In a scene from the movie How to Lose a Guy in 10 Days, the main character states, "I love you Binky, but I don't have to like you right now." Sometimes this is how we feel about our children, of course we love them, but in certain moments, we do not like them.
Although this is completely understandable, how does your child view you and your relationship with them when this happens?
Unconditional love should be the optimal goal of parents. We have to be careful that we do not withdraw our love when our child does something that we disapprove of. We should not require our child to earn our love, it is always there.
Luckily, when we're at our wit's end, there are some better ways to react than banishing our child to his room, withdrawing our love from him.
One parenting expert gave three examples of how to react to your children when they disobey without withdrawing your love. Alfie Kohn suggests:
1. Ask the child what is going on
Find out the reasoning behind your child's choice then explain your feelings and how the child's action impacted you.
2. Offer choices to your child
Instead of banishing him to his room, give your child some choice in where he would like to retreat and think about what he did.
3. Remove the child from the situation, but not from you
Take your child somewhere to calm down and talk it out.
It does more harm to our children than good when we act in such a way that our children doubt if we love them. We should be focused on building their self-esteem.
In the book Love and Logic by Jim Fay he makes reference to a three legged table of self-esteem. The first leg is, "I am loved by the magical people in my life," meaning unconditional love from parents and other important relationships.
This can be achieved through even the smallest means like smiling at, hugging and reaching out to a child and letting her know that we care.
When we take the time out of our busy schedule to get down on our child's level and walk them through the feelings that she is experiencing or through the situation that just happened, it will help her emotionally become more independent while also strengthening your relationship.
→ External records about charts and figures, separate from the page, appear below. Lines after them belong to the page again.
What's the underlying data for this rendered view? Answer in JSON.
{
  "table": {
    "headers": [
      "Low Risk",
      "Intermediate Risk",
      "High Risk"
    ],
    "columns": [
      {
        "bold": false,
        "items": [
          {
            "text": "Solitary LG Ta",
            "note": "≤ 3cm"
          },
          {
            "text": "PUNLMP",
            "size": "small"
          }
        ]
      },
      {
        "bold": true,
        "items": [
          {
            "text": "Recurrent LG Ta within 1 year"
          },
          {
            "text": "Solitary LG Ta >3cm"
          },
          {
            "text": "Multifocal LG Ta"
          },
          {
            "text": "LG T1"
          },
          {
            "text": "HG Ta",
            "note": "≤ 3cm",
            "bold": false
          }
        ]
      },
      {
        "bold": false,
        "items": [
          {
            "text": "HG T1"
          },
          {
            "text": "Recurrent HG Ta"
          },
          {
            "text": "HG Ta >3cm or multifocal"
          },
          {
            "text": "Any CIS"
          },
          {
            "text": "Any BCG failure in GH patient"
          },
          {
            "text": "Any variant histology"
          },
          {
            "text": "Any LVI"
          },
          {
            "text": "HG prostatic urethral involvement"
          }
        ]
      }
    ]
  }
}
Parenting professional Dr. John Gottman gives us five emotion coaching steps that, as we use them with our children, will be an example of how much we really do care.
1. Be aware of the child's emotion
2. Recognize the emotion as an opportunity for intimacy and teaching
3. Listen empathetically and validate the child's feelings
4. Help the child verbally label emotions
5. Set limits while helping the child problem solve
Do not let your emotions get the best of you and ruin the relationship with your child when they react in an inappropriate manner. Take the time to think about what the best way to handle the situation is so that they never hear, "I don't have to like you right now."